Ян посоветовал прикладывать к груди смоченное настоем трав полотно. Я проводил его до дверей: «Она все время спрашивает про письма». Он обернулся: «Никаких писем. Ей теперь нужен только покой. – Приостановился на пороге. – Хотя…» – «Хотя – что?» – «Хотя, если б мы были уверены, что это хорошие письма… Есть письма, которые исцеляют». – «Ну и что? Вскрывать ее письма? Да ты рехнулся!» – «Как хочешь. Но сейчас лучше ей их не давать. Подержи пока у себя. Может быть, потом прочитает». – «Потом?»

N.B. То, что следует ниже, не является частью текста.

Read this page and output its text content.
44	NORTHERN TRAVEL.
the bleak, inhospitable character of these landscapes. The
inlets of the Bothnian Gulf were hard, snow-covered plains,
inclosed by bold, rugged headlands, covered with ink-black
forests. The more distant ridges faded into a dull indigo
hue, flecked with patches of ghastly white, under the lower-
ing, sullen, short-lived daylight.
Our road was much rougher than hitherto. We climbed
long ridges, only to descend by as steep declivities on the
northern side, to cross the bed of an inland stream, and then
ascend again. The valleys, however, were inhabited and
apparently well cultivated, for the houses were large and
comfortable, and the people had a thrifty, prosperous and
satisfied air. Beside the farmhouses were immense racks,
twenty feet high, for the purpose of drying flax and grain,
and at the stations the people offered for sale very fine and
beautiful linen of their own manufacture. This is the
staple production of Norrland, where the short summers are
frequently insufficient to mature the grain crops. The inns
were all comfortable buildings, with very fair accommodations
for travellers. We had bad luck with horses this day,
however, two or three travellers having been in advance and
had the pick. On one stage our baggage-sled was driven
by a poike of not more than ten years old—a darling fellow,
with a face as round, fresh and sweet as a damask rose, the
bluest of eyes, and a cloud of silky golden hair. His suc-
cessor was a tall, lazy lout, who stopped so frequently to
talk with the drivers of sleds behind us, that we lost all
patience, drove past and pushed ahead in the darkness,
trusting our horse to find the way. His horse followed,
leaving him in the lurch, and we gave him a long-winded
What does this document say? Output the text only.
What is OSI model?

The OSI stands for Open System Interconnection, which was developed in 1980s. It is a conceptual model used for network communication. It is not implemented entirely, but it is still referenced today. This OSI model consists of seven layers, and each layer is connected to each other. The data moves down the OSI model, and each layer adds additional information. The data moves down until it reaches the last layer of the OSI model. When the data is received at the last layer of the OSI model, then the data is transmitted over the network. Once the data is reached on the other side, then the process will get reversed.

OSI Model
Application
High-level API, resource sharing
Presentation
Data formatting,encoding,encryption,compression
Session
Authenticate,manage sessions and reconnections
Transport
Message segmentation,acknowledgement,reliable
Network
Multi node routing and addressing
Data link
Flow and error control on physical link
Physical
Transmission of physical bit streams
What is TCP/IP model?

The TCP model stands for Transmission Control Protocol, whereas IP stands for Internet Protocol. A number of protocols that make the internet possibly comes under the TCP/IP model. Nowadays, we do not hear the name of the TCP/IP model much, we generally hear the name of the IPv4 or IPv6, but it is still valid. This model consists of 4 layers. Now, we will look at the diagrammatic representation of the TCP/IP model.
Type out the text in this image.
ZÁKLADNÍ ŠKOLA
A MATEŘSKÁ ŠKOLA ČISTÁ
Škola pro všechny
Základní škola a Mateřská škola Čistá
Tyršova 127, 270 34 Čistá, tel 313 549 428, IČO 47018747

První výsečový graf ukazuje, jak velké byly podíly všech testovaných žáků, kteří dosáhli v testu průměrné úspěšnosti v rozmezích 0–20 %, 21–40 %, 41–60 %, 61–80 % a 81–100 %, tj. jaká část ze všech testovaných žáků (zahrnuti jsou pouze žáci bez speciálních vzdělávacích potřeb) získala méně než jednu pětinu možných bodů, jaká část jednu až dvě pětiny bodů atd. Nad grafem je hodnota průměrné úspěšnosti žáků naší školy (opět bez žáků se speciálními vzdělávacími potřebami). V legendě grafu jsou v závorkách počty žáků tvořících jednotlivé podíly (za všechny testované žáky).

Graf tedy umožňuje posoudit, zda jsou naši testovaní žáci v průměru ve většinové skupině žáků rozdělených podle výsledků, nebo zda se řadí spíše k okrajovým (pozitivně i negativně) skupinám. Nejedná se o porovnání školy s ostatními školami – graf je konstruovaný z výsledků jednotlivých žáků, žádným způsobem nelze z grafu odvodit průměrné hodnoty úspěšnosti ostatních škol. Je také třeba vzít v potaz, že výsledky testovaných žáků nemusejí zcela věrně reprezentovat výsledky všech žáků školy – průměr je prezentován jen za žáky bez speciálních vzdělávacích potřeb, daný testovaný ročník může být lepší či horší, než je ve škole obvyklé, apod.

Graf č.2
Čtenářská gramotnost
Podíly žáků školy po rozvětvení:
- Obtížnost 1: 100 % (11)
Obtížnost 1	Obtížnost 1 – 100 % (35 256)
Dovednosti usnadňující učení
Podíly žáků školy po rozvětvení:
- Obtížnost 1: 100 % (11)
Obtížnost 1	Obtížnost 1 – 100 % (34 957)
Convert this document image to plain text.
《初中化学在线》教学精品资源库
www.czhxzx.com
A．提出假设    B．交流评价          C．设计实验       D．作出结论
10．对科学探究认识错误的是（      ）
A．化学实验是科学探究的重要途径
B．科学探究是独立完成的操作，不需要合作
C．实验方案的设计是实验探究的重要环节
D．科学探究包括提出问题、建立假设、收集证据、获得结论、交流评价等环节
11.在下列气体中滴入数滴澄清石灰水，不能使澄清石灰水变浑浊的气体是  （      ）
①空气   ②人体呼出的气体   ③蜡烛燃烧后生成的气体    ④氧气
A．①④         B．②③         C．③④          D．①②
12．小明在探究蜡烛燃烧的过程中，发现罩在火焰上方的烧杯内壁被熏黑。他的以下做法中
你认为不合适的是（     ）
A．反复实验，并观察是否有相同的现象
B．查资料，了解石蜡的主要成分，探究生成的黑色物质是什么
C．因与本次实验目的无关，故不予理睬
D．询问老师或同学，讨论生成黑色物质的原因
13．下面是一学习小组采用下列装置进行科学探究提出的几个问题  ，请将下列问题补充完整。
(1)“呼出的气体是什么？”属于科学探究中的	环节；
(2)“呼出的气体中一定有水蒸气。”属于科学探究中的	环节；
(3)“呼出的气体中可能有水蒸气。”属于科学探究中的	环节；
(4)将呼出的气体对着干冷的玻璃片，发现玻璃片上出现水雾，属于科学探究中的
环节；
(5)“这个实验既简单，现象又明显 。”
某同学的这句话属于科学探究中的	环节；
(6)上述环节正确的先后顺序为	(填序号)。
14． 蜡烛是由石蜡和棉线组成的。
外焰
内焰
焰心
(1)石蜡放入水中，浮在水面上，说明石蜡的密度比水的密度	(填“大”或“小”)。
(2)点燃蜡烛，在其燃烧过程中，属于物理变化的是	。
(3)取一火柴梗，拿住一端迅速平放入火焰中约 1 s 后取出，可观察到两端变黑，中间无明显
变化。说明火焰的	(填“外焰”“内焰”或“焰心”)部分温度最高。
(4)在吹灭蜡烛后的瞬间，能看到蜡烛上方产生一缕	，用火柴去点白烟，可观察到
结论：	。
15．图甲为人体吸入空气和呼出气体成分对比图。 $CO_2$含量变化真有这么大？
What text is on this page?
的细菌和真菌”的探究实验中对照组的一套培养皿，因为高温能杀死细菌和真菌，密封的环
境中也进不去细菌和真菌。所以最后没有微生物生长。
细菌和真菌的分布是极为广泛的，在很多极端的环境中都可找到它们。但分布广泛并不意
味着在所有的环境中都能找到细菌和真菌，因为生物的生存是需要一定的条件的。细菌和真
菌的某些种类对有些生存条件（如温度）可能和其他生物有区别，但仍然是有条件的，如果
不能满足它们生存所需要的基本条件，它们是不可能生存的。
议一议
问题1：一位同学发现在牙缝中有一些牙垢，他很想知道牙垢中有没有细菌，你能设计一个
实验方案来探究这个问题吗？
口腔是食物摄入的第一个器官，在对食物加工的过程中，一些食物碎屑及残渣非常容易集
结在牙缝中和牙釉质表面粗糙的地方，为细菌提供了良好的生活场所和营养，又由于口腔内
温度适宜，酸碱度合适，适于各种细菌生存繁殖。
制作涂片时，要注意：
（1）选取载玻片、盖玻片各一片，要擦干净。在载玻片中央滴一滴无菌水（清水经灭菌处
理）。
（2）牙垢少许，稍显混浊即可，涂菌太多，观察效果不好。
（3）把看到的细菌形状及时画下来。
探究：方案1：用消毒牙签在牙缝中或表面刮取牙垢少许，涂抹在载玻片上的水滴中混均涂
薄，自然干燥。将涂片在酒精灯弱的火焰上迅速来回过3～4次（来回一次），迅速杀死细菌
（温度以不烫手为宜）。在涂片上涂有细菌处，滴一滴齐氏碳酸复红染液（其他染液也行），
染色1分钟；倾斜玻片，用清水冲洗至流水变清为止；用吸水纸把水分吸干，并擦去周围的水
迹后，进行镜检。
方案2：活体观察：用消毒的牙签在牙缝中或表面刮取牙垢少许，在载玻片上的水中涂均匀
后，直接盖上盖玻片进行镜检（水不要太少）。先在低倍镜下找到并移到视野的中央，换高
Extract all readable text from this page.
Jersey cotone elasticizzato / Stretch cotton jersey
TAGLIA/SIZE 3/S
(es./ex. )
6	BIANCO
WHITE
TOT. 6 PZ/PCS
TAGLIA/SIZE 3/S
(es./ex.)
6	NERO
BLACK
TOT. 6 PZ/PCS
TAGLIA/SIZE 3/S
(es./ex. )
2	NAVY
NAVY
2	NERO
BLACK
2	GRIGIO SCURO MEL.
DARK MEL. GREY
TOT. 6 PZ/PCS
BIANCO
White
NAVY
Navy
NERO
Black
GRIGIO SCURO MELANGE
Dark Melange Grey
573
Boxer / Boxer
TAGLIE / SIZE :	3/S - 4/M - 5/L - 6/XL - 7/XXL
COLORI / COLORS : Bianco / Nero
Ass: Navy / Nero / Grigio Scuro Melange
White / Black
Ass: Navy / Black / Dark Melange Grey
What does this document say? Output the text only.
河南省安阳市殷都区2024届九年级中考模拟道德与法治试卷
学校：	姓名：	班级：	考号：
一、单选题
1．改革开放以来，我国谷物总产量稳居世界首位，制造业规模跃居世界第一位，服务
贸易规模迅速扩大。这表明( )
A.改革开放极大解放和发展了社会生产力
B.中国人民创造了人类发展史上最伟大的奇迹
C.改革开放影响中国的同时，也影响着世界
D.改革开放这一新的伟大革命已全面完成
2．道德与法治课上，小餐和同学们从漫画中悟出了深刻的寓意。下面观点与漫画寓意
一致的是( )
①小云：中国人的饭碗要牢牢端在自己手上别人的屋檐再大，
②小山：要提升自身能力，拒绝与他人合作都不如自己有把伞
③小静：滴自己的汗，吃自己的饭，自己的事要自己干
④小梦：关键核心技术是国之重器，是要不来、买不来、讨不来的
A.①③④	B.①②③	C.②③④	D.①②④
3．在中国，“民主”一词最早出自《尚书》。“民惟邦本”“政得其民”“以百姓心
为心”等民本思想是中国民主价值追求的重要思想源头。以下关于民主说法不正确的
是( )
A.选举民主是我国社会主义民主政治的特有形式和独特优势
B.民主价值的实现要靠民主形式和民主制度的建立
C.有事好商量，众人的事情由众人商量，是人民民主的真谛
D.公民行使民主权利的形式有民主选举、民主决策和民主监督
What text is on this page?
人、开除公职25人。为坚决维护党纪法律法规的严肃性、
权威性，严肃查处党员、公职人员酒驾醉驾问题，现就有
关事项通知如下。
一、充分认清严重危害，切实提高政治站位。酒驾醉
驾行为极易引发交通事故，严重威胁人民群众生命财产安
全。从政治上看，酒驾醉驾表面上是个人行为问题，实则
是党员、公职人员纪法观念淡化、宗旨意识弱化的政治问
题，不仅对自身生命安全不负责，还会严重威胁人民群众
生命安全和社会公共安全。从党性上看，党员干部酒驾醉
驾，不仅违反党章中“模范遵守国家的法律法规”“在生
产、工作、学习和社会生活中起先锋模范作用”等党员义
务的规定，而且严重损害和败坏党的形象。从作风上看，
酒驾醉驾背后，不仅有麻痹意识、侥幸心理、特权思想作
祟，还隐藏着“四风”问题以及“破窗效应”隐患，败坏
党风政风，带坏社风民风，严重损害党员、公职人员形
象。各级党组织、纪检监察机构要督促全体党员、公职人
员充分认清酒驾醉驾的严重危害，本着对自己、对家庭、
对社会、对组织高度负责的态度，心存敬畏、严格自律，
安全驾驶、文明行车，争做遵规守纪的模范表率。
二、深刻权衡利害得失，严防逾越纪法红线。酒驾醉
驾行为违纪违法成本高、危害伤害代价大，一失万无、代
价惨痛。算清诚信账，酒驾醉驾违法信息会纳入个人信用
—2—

Анджей, приоткрыв дверь, смотрел на нее в щелку, пока панна Розвадовская его не прогнала. Глубоко засунув руки в карманы, он медленно спускался по лестнице. Потом садился, открывал тетрадь, мать гладила его по голове, но он отстранялся. Брал зеленую ручку с пером, однако до грамматики Мартинсона не дотрагивался. Однажды он спросил: «Мама, а зачем я вообще учусь?» Мать подняла брови: «Что за вопрос, милый? Учиться надо, чтобы быть образованным, а потом получить хорошую работу». Он смотрел в стол, вертя ручку в пальцах: «Но зачем?» – «Как – зачем? – улыбнулась мать. – Александр, как только кончит учиться у профессора Гиммельсфельда, будет строить мосты и даже подземные железные дороги, такие, как в Париже, а ты…» Он разглядывал измазанные чернилами пальцы: «Я никаких мостов строить не буду. А он не будет строить никаких железных дорог». Мать коснулась его руки: «Не говори так, не огорчай отца. Ну, пиши. Если в бочку налить 260 галлонов воды и смешать с 25 галлонами зеленого красителя…» Он смотрел на нее так, будто не понимал ни единого слова.
А потом, во вторник, кажется шестнадцатого или семнадцатого…
Когда около десяти зазвонил звонок, я бегом спустился вниз. В дверях стоял посыльный с почты на Вспульной: «Письмо панне Зиммель. Пан Кораблев просил сказать, что пришло вчера». Я выхватил у него голубой конверт. Он заколебался: «Панна Зиммель всегда…» Я мельком посмотрел на штемпель: «Панна Зиммель плохо себя чувствует. Скажи пану Кораблеву, что я ей передам. Ну, ступай». Я дал ему пять копеек. Письмо сунул в нагрудный карман.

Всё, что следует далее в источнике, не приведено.